Probably a small one. Huts are small spaces and easy to heat. Stoves need to sit on a non flammable surface and be insulated from the wall behind.
Small is good. 2.5kw would be more than enough. The only problem I've found with wee stoves is that they need re-fuelled more often and you have to chop the logs very short, which is actually a bit of a pain. I've used the "Wendy" from Windy Smithy which was cheap and simple and small but quite hungry and has no "refractory" liner, which I think means it doesn't get as hot inside so may burn less efficiently than a lined stove. Ash tends to fall out the front when opened which is a nuisance. Also it has no "CE" accreditation, so maybe wouldn't pass regs? I've also tried the Burley Springdale which burns really well and is easy to control when lit, but can be tricky to get going in my limited experience. I think that Salamander have a good rep and I think they had a new model out recently aimed at small spaces.

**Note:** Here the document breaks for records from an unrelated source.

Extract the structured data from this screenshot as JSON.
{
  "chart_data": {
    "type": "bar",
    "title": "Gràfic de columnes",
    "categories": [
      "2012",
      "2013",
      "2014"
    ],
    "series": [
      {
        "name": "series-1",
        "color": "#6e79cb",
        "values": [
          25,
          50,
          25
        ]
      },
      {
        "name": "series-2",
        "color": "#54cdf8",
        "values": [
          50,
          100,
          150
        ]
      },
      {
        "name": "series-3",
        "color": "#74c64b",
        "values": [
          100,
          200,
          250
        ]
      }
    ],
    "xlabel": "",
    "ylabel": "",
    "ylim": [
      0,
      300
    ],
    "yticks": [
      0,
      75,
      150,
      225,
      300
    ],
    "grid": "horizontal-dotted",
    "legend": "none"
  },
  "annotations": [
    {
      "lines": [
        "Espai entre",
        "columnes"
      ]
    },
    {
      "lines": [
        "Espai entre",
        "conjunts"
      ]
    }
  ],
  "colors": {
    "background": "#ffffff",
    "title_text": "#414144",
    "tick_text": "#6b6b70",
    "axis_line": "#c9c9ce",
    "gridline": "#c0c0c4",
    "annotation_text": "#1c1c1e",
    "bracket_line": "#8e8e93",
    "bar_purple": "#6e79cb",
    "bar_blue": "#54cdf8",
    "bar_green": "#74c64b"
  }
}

We are building two huts which are well insulated and after much research and conscious of how often stoves are too powerful for the space we are going for hobbit stoves from. Salamander stoves. One reason is that they are cast iron and therefore retain heat. Another salamander stove option is there mini range which looks very impressive but is not cheap but u have full cooking facility
We have come across the Chilli Billie from Chilli Penguin stoves - but with a hut of reasonable size we're now concerned it might not heat the space sufficiently and in a sustained way with a 2.5-3kw output. The next ones up are 5Kw and we're pretty sure this would be too much! - So we're looking for any experiences of these to get some reviews from hutter users of the chilli billie particularly...
I think you will find that it generates plenty of heat. How well your hut is insulated will determine how long it retains the heat for. Some huts are going to be 3 season huts. To be 4 season, they will need to be well insulated.